Yakın zamana kadar her defasında dış güçlerin müdahil olduğu iç çalkantılara sahne olan bir Türkiye gerçeği vardı. Bu gerçek hâlâ değişmedi. Şekil değişikliklerine uğrasa da “uylayan karga” hep aynı idi. Her defasında bu topraklarda yaşayan insanlar bu gerçekle istemeye istemeye yüzleşmek zorunda kaldı. Bu yüzleşme, toplumda yatay ve dikey tüm katmanlardaki arayışların önünü de kesti zaman zaman. Aslında toplum, bu kadar tetikleyici sinsi uğraşlardan sonra yeterince uyarılmış ve gerilmiş, milletin ekseriyetinde “tavşana bak!” tiyatrosuna ciddi bir farkındalıkla bakan bir teyakkuz hali de oluşmuştu.

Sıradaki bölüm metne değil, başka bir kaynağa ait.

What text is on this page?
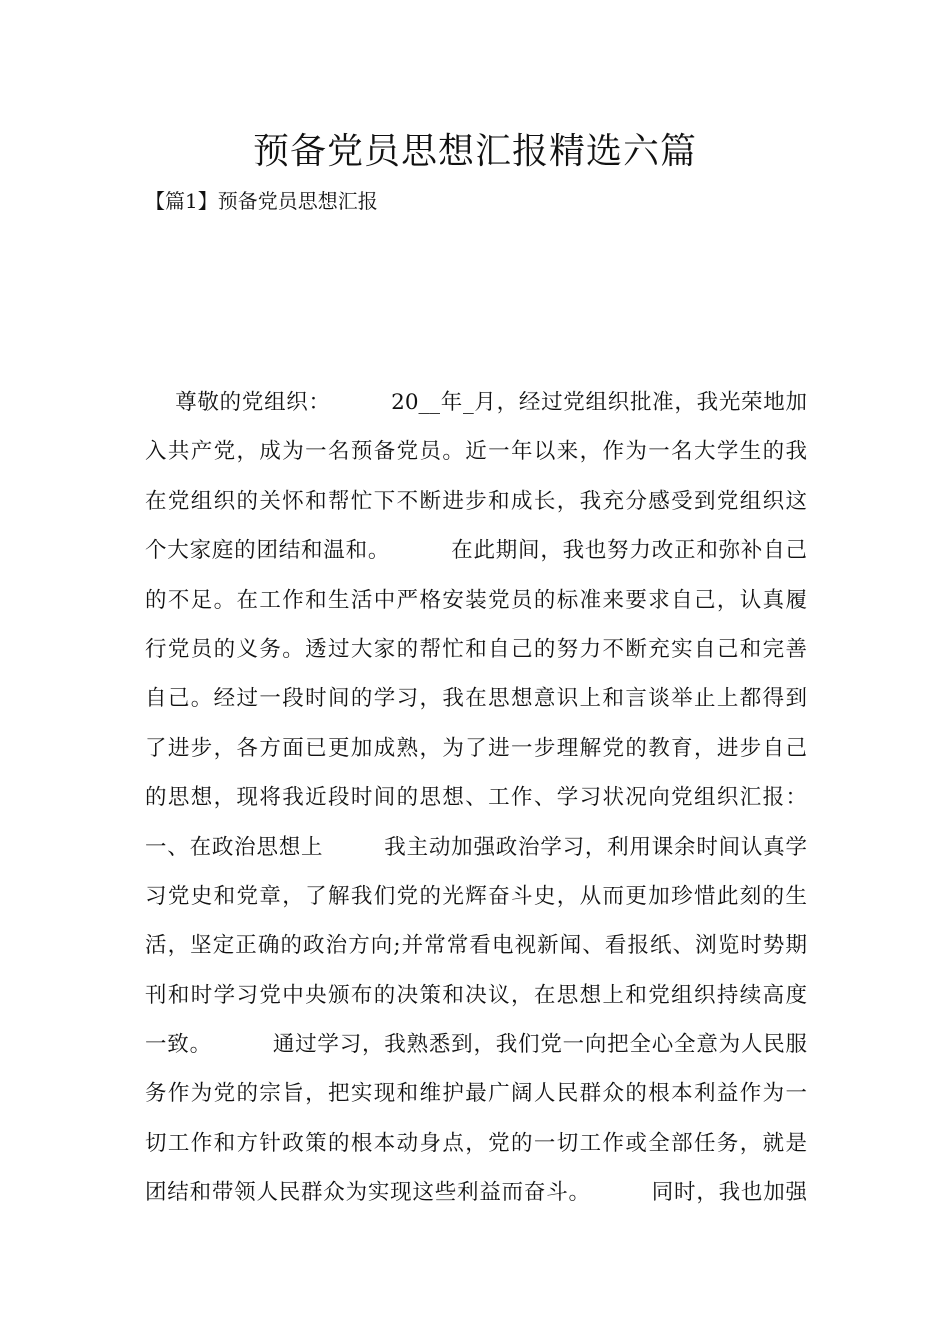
预备党员思想汇报精选六篇
【篇1】预备党员思想汇报
尊敬的党组织：        20__年_月，经过党组织批准，我光荣地加
入共产党，成为一名预备党员。近一年以来，作为一名大学生的我
在党组织的关怀和帮忙下不断进步和成长，我充分感受到党组织这
个大家庭的团结和温和。        在此期间，我也努力改正和弥补自己
的不足。在工作和生活中严格安装党员的标准来要求自己，认真履
行党员的义务。透过大家的帮忙和自己的努力不断充实自己和完善
自己。经过一段时间的学习，我在思想意识上和言谈举止上都得到
了进步，各方面已更加成熟，为了进一步理解党的教育，进步自己
的思想，现将我近段时间的思想、工作、学习状况向党组织汇报：
一、在政治思想上        我主动加强政治学习，利用课余时间认真学
习党史和党章，了解我们党的光辉奋斗史，从而更加珍惜此刻的生
活，坚定正确的政治方向;并常常看电视新闻、看报纸、浏览时势期
刊和时学习党中央颁布的决策和决议，在思想上和党组织持续高度
一致。        通过学习，我熟悉到，我们党一向把全心全意为人民服
务作为党的宗旨，把实现和维护最广阔人民群众的根本利益作为一
切工作和方针政策的根本动身点，党的一切工作或全部任务，就是
团结和带领人民群众为实现这些利益而奋斗。        同时，我也加强
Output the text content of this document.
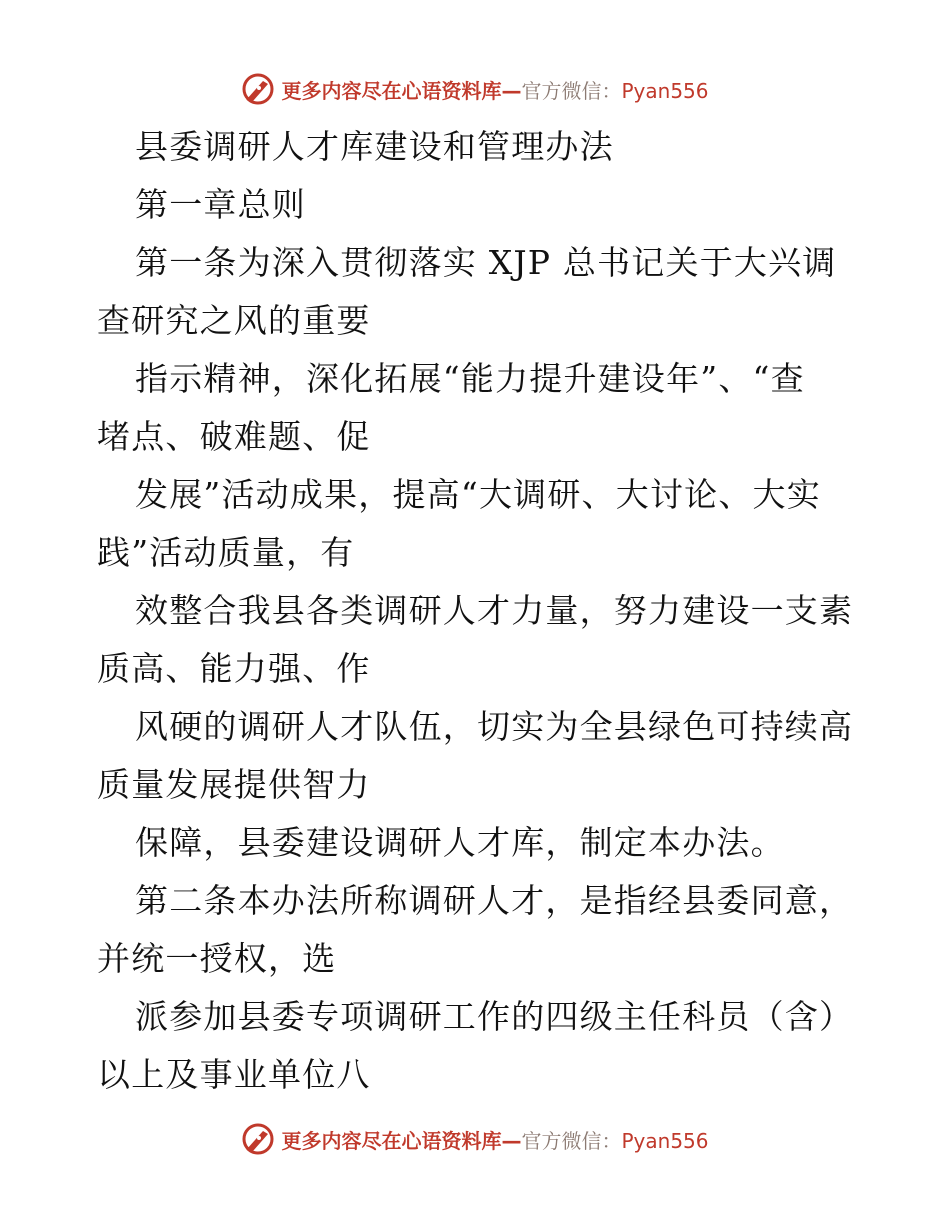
更多内容尽在心语资料库—官方微信：Pyan556
县委调研人才库建设和管理办法
第一章总则
第一条为深入贯彻落实 XJP 总书记关于大兴调
查研究之风的重要
指示精神，深化拓展“能力提升建设年”、“查
堵点、破难题、促
发展”活动成果，提高“大调研、大讨论、大实
践”活动质量，有
效整合我县各类调研人才力量，努力建设一支素
质高、能力强、作
风硬的调研人才队伍，切实为全县绿色可持续高
质量发展提供智力
保障，县委建设调研人才库，制定本办法。
第二条本办法所称调研人才，是指经县委同意，
并统一授权，选
派参加县委专项调研工作的四级主任科员（含）
以上及事业单位八
更多内容尽在心语资料库—官方微信：Pyan556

Daha 100 yıl önce bir imparatorluk olan ve geniş bir siyasi hinterlandı olan bir ülkede geçmişini bilen bir toplumun belli bir tekâmül içinde varoluş mücadelesi vermesi yabana atılamazdı. Ne var ki, her defasında militer çomaklar sokularak provoke edilen bu çaba, henüz tamamlanmamış bir süreçti. “Hakkın” her zaman muarızları vardı ve olmalıydı da… Bu anlamda tarihsel roller kaçınılmazdı. Tabii ki tarihsel rol, kimin neye talip olduğuyla çok yakından alakalı. Eskiden “fütüvvet” denilen şey, bugün en azından “görev adamı” olmakla alakalı…

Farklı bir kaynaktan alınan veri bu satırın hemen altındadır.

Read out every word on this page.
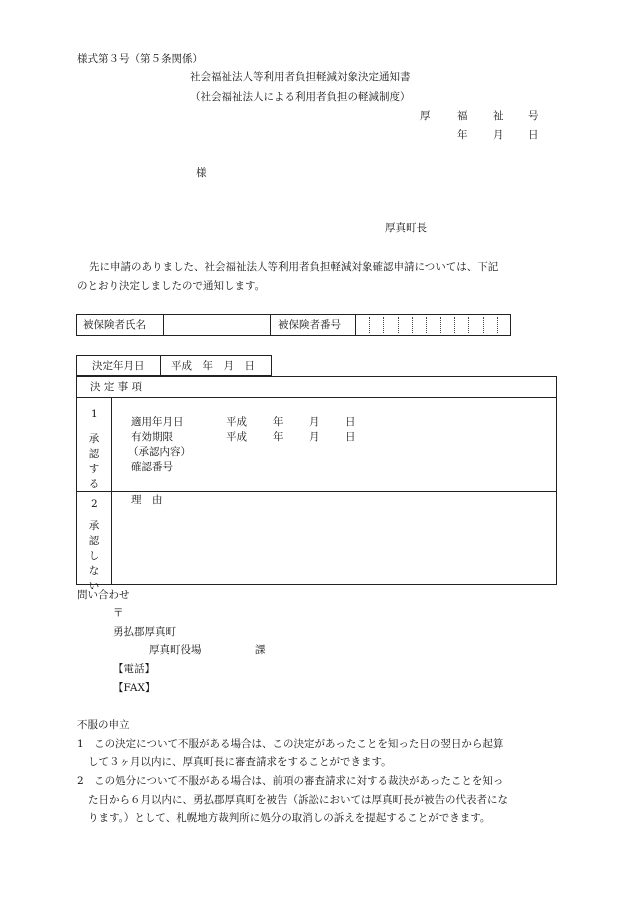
様式第３号（第５条関係）
社会福祉法人等利用者負担軽減対象決定通知書
（社会福祉法人による利用者負担の軽減制度）
厚	福 祉 号
年 月 日
様
厚真町長
先に申請のありました、社会福祉法人等利用者負担軽減対象確認申請については、下記
のとおり決定しましたので通知します。
被保険者氏名	被保険者番号
決定年月日	平成　年　月　日
決 定 事 項
1
承
認
す
る
適用年月日	平成 年 月 日
有効期限	平成 年 月 日
（承認内容）
確認番号
2
承
認
し
な
い
理　由
問い合わせ
〒
勇払郡厚真町
厚真町役場	課
【電話】
【FAX】
不服の申立
1　この決定について不服がある場合は、この決定があったことを知った日の翌日から起算
して３ヶ月以内に、厚真町長に審査請求をすることができます。
2　この処分について不服がある場合は、前項の審査請求に対する裁決があったことを知っ
た日から６月以内に、勇払郡厚真町を被告（訴訟においては厚真町長が被告の代表者にな
ります。）として、札幌地方裁判所に処分の取消しの訴えを提起することができます。
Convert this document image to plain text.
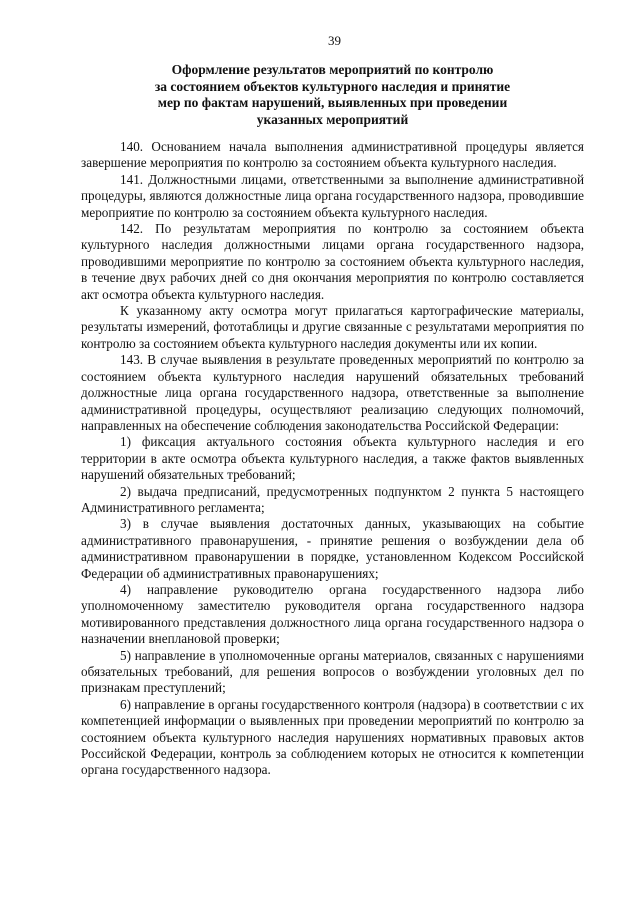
39
Оформление результатов мероприятий по контролю
за состоянием объектов культурного наследия и принятие
мер по фактам нарушений, выявленных при проведении
указанных мероприятий

140. Основанием начала выполнения административной процедуры является завершение мероприятия по контролю за состоянием объекта культурного наследия.

141. Должностными лицами, ответственными за выполнение административной процедуры, являются должностные лица органа государственного надзора, проводившие мероприятие по контролю за состоянием объекта культурного наследия.

142. По результатам мероприятия по контролю за состоянием объекта культурного наследия должностными лицами органа государственного надзора, проводившими мероприятие по контролю за состоянием объекта культурного наследия, в течение двух рабочих дней со дня окончания мероприятия по контролю составляется акт осмотра объекта культурного наследия.

К указанному акту осмотра могут прилагаться картографические материалы, результаты измерений, фототаблицы и другие связанные с результатами мероприятия по контролю за состоянием объекта культурного наследия документы или их копии.

143. В случае выявления в результате проведенных мероприятий по контролю за состоянием объекта культурного наследия нарушений обязательных требований должностные лица органа государственного надзора, ответственные за выполнение административной процедуры, осуществляют реализацию следующих полномочий, направленных на обеспечение соблюдения законодательства Российской Федерации:

1) фиксация актуального состояния объекта культурного наследия и его территории в акте осмотра объекта культурного наследия, а также фактов выявленных нарушений обязательных требований;

2) выдача предписаний, предусмотренных подпунктом 2 пункта 5 настоящего Административного регламента;

3) в случае выявления достаточных данных, указывающих на событие административного правонарушения, - принятие решения о возбуждении дела об административном правонарушении в порядке, установленном Кодексом Российской Федерации об административных правонарушениях;

4) направление руководителю органа государственного надзора либо уполномоченному заместителю руководителя органа государственного надзора мотивированного представления должностного лица органа государственного надзора о назначении внеплановой проверки;

5) направление в уполномоченные органы материалов, связанных с нарушениями обязательных требований, для решения вопросов о возбуждении уголовных дел по признакам преступлений;

6) направление в органы государственного контроля (надзора) в соответствии с их компетенцией информации о выявленных при проведении мероприятий по контролю за состоянием объекта культурного наследия нарушениях нормативных правовых актов Российской Федерации, контроль за соблюдением которых не относится к компетенции органа государственного надзора.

Aslında bütün tarihsel hafızaya da sokulmuş bu çomaklar, hem ülkemizdeki kimlik arayışlarını tetikledi hem de popüler kültüre teşne alanları da besledi. Çarpışmadan etkilenmemek mümkün değil… Ön safta savaşanlar ise sürekli değişmek zorunda… Modernizmin ve teknolojinin hızla yayıldığı bir ortamda kimin ne olmak istediğini halkın temel tercihleri belirleyecekti ama şu ana kadar masaya gerçek manada yatırılmamış o kadar çok konu vardı ki… Bu anlamda da hâlâ her işin ehlini beklediğini görmemek ise çok büyük bir muhasebe eksikliği olur…

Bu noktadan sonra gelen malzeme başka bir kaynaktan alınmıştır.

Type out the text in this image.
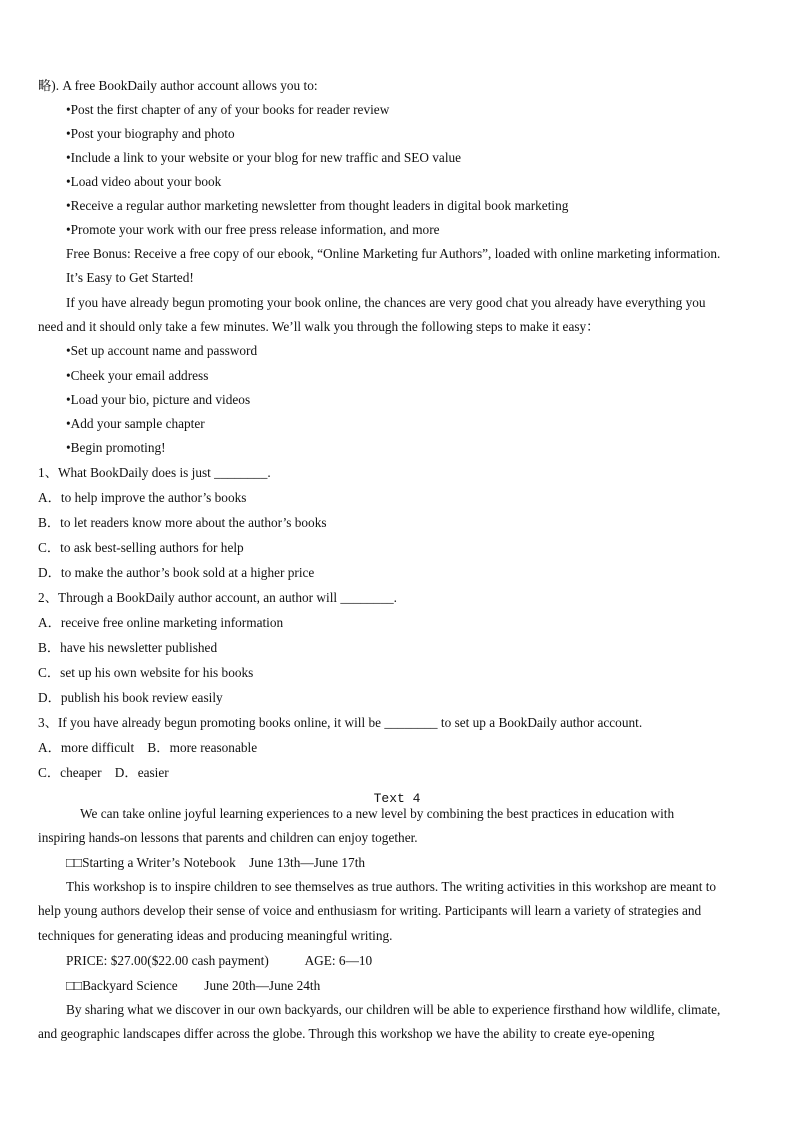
略). A free BookDaily author account allows you to:
•Post the first chapter of any of your books for reader review
•Post your biography and photo
•Include a link to your website or your blog for new traffic and SEO value
•Load video about your book
•Receive a regular author marketing newsletter from thought leaders in digital book marketing
•Promote your work with our free press release information, and more
Free Bonus: Receive a free copy of our ebook, “Online Marketing fur Authors”, loaded with online marketing information.
It’s Easy to Get Started!
If you have already begun promoting your book online, the chances are very good chat you already have everything you
need and it should only take a few minutes. We’ll walk you through the following steps to make it easy：
•Set up account name and password
•Cheek your email address
•Load your bio, picture and videos
•Add your sample chapter
•Begin promoting!
1、What BookDaily does is just ________.
A．to help improve the author’s books
B．to let readers know more about the author’s books
C．to ask best-selling authors for help
D．to make the author’s book sold at a higher price
2、Through a BookDaily author account, an author will ________.
A．receive free online marketing information
B．have his newsletter published
C．set up his own website for his books
D．publish his book review easily
3、If you have already begun promoting books online, it will be ________ to set up a BookDaily author account.
A．more difficult    B．more reasonable
C．cheaper    D．easier
Text 4
We can take online joyful learning experiences to a new level by combining the best practices in education with
inspiring hands-on lessons that parents and children can enjoy together.
□□Starting a Writer’s Notebook    June 13th—June 17th
This workshop is to inspire children to see themselves as true authors. The writing activities in this workshop are meant to
help young authors develop their sense of voice and enthusiasm for writing. Participants will learn a variety of strategies and
techniques for generating ideas and producing meaningful writing.
PRICE: $27.00($22.00 cash payment)           AGE: 6—10
□□Backyard Science        June 20th—June 24th
By sharing what we discover in our own backyards, our children will be able to experience firsthand how wildlife, climate,
and geographic landscapes differ across the globe. Through this workshop we have the ability to create eye-opening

1950’lerden itibaren “müesses nizam” diye ifade edilen sistem içinde topluluklara bölüştürülmüş siyasi kimlikler vardı ve etiketlenmiş kimlikler üzerinden toplumsal yapılar oluşturulurdu. Bilinen klikler… Şimdi de durumun farklı olduğunu söylemek çok mümkün görünmese de o zamanki insan unsuru ile şimdiki insan unsurunun aynı olduğunu söylemek de bir o kadar güç… Artık insanlar herhangi bir siyasi harekete ya da sivil toplum kuruluşuna kurumsal ya da resmi bir aidiyet içinde olmasa dahi sosyal medya üzerinden de herhangi bir konuda ortalama aynı fikirlere sahip insanlar olarak kamuoyu oluşturabiliyor. Kitleler bu yolla süratle siyasi bir angajmanın içinde kendilerini bulabiliyor. Bunun da örnekleri çok… Tek sorun çoktan beri “at izinin it izine karışmış olması…” Ülkenin geleceği ile ilgili hassasiyetler ise her şeyin üstünde… Hiç şüphesiz burada da “İslam’ı öylesine yaşayın ki aranızda münafıklar barınmasın” düsturu tamamıyla geçerli… Aslında İslam’ın ve Müslümanların “ötekileştirmeyle” çok alakası yok. Yeter ki net bir biçimde tevhid’in ne olduğu ortaya konsun, doğru anlaşılsın… Bireysel kavgalar, bölünme sancılarına dönüşmesin…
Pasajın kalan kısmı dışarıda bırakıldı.